Background: Catecholaminergic Polymorphic Ventricular Tachycardia (CPVT) is a rare but life-threatening inherited arrhythmic disorder, typically triggered by exercise or emotional stress, and a leading cause of sudden cardiac death in the young. CPVT is commonly caused by mutations in calcium-handling components of sarcoplasmic reticulum (SR), which promote diastolic calcium leakage and increase arrhythmogenic risk under adrenergic stress. Current therapies such as β-blockers and, in more severe cases, cardiac sympathetic denervation, remain insufficient in a significant subset of patients – suggesting a more complex pathophysiological mechanism. Although previous studies have characterised CPVT phenotypes in human induced pluripotent stem cell-derived cardiomyocytes (hiPSC-CMs), the contribution of diseased sympathetic neurones (SNs) to the CPVT phenotype remains poorly understood.

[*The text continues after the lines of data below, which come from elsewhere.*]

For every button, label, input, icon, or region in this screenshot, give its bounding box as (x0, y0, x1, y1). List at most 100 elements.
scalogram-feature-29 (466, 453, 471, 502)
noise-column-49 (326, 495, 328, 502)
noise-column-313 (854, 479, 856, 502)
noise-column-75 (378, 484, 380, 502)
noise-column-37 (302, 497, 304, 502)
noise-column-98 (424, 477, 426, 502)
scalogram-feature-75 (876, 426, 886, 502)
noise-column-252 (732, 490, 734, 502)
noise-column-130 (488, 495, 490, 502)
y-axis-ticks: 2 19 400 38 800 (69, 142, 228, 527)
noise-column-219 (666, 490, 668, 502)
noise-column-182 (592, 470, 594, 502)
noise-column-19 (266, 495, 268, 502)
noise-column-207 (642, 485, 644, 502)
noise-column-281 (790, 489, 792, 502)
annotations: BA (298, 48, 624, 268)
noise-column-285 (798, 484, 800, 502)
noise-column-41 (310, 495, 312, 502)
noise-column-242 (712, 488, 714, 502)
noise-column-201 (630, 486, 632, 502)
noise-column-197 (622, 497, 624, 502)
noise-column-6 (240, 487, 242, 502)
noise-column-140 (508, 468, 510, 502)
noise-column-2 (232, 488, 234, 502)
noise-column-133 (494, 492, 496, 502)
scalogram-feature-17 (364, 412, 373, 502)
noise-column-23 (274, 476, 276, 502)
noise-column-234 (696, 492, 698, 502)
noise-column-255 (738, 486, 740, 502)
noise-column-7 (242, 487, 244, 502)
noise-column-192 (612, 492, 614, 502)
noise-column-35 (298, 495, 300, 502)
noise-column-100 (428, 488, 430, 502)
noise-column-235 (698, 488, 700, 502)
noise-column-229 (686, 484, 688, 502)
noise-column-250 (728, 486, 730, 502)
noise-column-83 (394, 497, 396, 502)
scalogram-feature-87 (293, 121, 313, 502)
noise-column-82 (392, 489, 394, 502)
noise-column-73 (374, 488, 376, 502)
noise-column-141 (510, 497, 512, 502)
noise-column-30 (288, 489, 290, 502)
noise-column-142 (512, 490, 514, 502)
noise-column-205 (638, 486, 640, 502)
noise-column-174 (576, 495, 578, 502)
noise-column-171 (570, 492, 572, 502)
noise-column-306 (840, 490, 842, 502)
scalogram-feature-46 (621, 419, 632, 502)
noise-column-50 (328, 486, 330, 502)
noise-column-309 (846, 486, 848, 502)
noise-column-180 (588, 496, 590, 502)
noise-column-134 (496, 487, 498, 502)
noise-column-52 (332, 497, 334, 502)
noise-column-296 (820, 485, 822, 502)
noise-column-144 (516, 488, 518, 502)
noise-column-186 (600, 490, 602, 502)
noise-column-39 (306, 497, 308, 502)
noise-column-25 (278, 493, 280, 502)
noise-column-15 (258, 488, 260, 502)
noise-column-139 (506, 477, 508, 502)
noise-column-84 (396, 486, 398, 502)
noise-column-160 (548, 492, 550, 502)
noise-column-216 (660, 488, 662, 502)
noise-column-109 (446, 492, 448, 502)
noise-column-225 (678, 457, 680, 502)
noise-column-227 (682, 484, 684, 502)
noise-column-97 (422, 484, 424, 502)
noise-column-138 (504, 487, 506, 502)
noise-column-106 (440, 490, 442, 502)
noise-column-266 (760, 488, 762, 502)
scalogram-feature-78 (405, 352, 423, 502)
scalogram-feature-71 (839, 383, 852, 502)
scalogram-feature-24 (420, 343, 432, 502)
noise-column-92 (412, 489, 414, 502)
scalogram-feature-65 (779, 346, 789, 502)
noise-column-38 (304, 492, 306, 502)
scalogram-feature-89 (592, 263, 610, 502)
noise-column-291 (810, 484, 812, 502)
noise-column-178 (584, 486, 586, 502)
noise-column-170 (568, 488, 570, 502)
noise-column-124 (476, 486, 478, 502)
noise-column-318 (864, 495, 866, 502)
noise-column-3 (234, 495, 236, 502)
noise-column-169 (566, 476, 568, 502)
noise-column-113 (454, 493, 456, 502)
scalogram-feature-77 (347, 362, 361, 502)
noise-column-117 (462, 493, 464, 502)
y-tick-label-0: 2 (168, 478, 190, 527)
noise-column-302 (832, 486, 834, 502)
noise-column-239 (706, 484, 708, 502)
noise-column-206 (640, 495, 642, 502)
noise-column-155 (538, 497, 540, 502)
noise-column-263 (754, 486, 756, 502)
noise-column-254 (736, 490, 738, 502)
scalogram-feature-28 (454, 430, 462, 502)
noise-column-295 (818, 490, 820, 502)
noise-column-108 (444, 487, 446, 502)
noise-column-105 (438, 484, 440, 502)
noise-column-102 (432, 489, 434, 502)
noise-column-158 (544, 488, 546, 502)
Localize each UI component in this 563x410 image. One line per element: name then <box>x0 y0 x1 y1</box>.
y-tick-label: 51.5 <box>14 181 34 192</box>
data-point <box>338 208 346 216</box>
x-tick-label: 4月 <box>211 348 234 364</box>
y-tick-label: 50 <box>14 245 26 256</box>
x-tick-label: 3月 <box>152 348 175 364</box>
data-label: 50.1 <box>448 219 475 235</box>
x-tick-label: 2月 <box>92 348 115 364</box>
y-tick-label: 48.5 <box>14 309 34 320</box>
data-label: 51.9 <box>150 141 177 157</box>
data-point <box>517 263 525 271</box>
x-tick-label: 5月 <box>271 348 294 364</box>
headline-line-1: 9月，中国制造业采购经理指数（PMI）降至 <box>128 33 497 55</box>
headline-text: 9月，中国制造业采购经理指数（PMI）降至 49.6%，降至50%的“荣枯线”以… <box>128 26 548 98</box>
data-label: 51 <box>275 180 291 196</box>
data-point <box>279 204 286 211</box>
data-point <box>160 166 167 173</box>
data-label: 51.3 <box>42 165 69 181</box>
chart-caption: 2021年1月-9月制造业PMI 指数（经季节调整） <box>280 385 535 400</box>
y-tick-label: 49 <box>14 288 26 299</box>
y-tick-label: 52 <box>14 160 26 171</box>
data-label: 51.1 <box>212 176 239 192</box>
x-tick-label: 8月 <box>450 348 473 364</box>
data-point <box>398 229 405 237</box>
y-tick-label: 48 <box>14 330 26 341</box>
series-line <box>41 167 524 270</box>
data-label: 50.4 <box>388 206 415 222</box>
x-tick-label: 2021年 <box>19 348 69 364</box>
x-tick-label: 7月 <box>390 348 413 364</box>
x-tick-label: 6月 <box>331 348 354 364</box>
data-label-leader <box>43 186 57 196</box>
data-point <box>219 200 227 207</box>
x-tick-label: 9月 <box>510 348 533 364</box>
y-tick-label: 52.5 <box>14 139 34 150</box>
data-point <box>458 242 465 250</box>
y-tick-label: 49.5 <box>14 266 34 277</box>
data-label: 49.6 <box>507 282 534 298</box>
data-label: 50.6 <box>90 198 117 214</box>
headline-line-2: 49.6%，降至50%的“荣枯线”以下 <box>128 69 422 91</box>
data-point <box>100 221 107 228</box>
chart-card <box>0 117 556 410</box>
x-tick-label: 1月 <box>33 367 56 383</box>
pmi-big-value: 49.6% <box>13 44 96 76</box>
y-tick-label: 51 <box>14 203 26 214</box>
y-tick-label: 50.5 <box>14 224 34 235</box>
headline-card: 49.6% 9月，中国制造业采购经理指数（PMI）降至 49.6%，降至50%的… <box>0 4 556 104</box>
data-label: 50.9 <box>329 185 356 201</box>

Method: hiPSCs derived from both a CPVT patient and a healthy control were differentiated into cardiomyocytes (hiPSC-CMs) and sympathetic neurones (hiPSC-SNs). Electrophysiological activity was assessed using multi-electrode array (MEA) recordings. Calcium transients were measured using Fura-2AM indicator. Real time cAMP dynamics were monitored using a fluorescence resonance energy transfer (FRET) based biosensor (Epac-SH187). All hiPSC lines used in this study were ethically approved and obtained from established sources with appropriate donor consent.
Results: To characterise features of baseline cardiac action potential, MEA measurements were conducted. At baseline, 47% (8 out of 17) of CPVT hiPSC-CMs exhibited spontaneous arrhythmic activity, including tachycardia and re-entry phenomena, compared to none in controls (n=8). Among regularly beating cells, CPVT hiPSC-CMs showed significantly shorter RR intervals (control: 0.5638±0.049s, n=8; vs CPVT: 0.4412±0.025s, n=8; unpaired t-test; p<0.05) and field potential durations (control: 0.3406±0.041s, n=8; vs CPVT: 0.1844±0.015s, n=8; unpaired t-test; p<0.01). Application of isoprenaline (β-adrenergic stimulation) shortened RR interval in both groups. Arrhythmias were triggered in some CPVT cardiomyocytes (regular at baseline), but not in controls. Calcium imaging revealed greater isoprenaline-induced calcium transients in CPVT hiPSC-CM (Control: 0.05±0.01, n=11; vs CPVT: 0.99±0.13, n=14; unpaired t-test, p<0.05). Spontaneous calcium discharges were detected in 77.4% (24 out of 31) of CPVT compared to 10% (1 out of 10) of controls. FRET analysis showed significantly elevated cAMP responses in CPVT hiPSC-CM following isoprenaline stimulation (control: 48.63±1.625%, n=98; vs CPVT: 64.25±1.990%, n=70; Mann-Whitney test; p<0.0001). For hiPSC-SN, CPVT displayed enhanced calcium transients and elevated cAMP elevation following nicotine stimulation, compared to isogenic controls. In hiPSC neurocardiac co-culture, nicotine stimulation increased the beating rate of cardiomyocytes, confirming functional connectivity. The reduction in RR interval was significantly greater in control cardiomyocytes co-cultured with CPVT neurones (n=5) than with control neurones (n=4, Mann-Whitney test; p<0.05). Calcium imaging showed that CPVT hiPSC-SN consistently exhibited elevated calcium transients, regardless of cardiomyocyte genotype they were paired with. This indicates that hyperactivity of neurones is intrinsic and not modulated by co-cultured cardiomyocytes.
Conclusion: Our investigation confirms hallmark CPVT abnormalities in hiPSC-CMs, including arrhythmia, calcium dysregulation and altered β-adrenergic cAMP signalling. Additionally, our results suggest a novel pathogenic role for CPVT sympathetic neurones, whose intrinsic hyperactivity exacerbates the cardiomyocyte phenotype via neurocardiac cross-talk. These findings provide new insights into the pathophysiology of CPVT and highlight the potential of targeting sympathetic excitability as a therapeutic strategy for personalised treatments.